About
Statement
I strive to make simple utilitarian forms with straightforward handling of clay and glaze. My goal is to offer pots that reveal the character of the materials, retain the the subtle marks of the making process, and give joy in use.
My pots are made with stoneware clay that is fired to non-absorbency (2115 degrees F, cone 5 oxidation). Surfaces that may come into contact with food or liquids are coated with a food-safe, lead-free glaze. All of my pots are guaranteed free of defects in materials and workmanship. Due to their handmade nature, some variation in shape and appearance from piece to piece can be expected.
Bio
I discovered my passion for designing and making pottery in 1991. At the time, I was at the beginning of a 13-year career as a professional art student. Sadly, this first career came to an end when I graduated with a BFA in ceramic art from the University of Florida in 2003. In 2008, after an involuntary 5-year hiatus from ceramics, I opened my present studio. I currently live in Gainesville, Florida with my wife Christine, who teaches Ashtanga yoga. We expect to adopt a new puppy some time in 2013.
Care and use
All of my pottery is food safe and completely lead-free.
Unglazed stoneware is non-absorbent, but it can be stained by oily or dark foods. To minimize stains on unglazed surfaces, soak the pot in cold water for several minutes immediately before use. (Except when heating in a microwave or conventional oven, see below.)
Please use caution when using stoneware in a microwave oven; the item can get unexpectedly hot. I usually put the dish on a paper towel or potholder before reheating so I can take it out without touching the pot directly. Make sure the pot is thoroughly dry before microwaving.

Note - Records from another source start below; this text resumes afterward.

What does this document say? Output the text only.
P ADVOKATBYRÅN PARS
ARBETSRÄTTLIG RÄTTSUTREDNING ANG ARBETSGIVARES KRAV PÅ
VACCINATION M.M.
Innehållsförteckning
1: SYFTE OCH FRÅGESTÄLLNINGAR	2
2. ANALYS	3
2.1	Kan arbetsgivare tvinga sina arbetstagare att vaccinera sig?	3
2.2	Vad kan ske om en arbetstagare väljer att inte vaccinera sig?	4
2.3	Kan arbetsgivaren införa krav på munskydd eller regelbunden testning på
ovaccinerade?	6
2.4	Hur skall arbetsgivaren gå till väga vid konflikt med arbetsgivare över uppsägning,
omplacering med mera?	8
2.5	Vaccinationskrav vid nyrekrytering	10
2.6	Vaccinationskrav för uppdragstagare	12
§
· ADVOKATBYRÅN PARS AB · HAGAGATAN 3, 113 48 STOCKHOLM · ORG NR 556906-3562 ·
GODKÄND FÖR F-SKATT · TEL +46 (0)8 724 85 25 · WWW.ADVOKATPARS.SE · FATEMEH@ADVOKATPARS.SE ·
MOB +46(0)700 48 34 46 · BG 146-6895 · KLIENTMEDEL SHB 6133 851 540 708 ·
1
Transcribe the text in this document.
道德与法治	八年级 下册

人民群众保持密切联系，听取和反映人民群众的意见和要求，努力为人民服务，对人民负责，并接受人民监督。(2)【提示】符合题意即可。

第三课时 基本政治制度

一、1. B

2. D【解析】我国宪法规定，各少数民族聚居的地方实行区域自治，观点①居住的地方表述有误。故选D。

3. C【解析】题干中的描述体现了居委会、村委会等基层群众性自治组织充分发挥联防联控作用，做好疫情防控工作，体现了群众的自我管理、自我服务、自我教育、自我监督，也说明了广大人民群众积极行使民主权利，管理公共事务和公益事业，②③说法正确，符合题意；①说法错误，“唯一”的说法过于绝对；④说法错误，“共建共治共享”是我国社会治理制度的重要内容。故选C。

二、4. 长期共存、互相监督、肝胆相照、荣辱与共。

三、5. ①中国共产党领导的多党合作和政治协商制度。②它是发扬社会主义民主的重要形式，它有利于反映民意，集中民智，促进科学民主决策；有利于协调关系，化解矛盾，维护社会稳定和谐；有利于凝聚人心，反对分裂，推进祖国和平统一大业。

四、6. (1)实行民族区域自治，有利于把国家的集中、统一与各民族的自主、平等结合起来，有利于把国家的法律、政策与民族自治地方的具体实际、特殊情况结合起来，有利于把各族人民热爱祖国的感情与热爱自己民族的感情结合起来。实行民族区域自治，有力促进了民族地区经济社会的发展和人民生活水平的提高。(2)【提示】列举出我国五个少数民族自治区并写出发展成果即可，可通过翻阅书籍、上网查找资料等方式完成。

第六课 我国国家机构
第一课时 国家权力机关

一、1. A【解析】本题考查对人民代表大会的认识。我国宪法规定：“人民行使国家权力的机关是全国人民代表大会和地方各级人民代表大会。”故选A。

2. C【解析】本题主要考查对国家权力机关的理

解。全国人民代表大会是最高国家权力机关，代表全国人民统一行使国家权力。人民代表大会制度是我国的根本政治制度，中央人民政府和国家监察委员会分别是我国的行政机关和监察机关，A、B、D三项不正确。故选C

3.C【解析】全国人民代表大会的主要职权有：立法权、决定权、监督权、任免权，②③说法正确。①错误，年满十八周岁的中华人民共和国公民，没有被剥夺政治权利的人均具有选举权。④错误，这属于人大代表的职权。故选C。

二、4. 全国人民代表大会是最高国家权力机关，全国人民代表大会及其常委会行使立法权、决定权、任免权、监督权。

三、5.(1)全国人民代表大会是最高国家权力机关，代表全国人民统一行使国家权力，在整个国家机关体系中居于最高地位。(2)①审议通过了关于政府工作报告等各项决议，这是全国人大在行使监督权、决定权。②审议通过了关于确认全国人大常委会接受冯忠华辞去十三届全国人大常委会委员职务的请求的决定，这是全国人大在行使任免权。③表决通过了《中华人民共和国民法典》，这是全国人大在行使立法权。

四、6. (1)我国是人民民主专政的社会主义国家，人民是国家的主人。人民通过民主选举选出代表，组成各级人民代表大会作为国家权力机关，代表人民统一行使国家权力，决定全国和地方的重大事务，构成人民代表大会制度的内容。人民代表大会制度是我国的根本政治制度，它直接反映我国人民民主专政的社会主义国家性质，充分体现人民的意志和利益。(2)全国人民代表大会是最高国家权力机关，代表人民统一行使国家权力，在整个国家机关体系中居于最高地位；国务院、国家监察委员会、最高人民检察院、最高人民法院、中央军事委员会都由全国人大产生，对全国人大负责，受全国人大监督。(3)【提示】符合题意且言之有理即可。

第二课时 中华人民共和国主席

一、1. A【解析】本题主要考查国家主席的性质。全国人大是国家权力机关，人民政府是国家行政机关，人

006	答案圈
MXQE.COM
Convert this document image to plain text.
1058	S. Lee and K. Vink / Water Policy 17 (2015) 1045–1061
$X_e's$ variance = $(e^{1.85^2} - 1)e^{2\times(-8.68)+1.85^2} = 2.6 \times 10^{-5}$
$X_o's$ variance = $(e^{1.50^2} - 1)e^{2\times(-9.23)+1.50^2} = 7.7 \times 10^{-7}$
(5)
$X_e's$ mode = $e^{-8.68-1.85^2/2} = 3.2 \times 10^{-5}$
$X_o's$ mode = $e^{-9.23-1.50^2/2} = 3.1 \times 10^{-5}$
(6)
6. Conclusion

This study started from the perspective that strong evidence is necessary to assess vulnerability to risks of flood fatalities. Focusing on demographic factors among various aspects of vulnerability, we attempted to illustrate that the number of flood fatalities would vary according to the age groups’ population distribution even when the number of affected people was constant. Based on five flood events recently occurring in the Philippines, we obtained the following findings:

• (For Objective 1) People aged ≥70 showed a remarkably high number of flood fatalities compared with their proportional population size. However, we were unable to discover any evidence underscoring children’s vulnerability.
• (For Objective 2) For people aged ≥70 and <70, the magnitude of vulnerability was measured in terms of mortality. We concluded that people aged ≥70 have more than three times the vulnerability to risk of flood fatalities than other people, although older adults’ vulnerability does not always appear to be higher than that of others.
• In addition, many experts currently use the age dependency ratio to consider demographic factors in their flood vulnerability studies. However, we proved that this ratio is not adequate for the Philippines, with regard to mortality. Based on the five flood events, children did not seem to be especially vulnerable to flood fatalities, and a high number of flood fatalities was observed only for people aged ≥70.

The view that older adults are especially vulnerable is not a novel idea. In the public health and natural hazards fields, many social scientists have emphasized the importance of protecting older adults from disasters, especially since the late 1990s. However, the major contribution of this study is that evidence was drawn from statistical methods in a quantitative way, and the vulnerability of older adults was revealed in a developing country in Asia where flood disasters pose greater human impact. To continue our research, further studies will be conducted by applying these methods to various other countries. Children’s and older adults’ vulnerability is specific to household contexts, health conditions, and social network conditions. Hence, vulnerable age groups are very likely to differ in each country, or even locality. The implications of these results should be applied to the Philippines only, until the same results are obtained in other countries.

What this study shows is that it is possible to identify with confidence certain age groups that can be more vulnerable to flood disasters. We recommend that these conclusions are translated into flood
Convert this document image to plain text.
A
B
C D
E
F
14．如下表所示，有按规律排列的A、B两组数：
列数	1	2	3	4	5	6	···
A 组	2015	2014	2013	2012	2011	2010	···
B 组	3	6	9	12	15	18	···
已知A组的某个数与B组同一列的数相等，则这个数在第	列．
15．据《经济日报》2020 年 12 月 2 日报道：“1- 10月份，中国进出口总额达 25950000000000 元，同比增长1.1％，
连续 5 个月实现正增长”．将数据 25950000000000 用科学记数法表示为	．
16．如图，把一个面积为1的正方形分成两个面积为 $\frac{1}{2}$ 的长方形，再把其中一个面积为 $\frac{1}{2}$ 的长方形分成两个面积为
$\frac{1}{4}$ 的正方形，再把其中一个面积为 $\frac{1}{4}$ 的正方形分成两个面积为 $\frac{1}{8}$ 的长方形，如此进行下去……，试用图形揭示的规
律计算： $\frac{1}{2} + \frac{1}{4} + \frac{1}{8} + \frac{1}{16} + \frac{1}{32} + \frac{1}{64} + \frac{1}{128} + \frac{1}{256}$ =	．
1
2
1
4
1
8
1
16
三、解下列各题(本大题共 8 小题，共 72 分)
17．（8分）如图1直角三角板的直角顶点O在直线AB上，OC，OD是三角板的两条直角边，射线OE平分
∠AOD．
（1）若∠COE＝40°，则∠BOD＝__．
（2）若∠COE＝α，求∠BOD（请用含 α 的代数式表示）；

Please take reasonable precautions when cooking with stoneware in a conventional oven: Make sure the pot is thoroughly dry before putting in the oven. Avoid excessive thermal shock- this can be caused by putting a cold pot on in a hot oven or by putting a hot pot on a cold or wet surface. Best to put the dish (with the food inside) in a cold oven, cook, then put the hot dish on an metal rack to cool. Do not cook in a cracked pot.
Not for stovetop use.
Handwashing is recommended, though these pots will apparently survive repeated washings in my parents’ dishwasher. (I’ll have more solid data on this when we get around to remodelling our kitchen; For now, *I’m* our dishwasher.)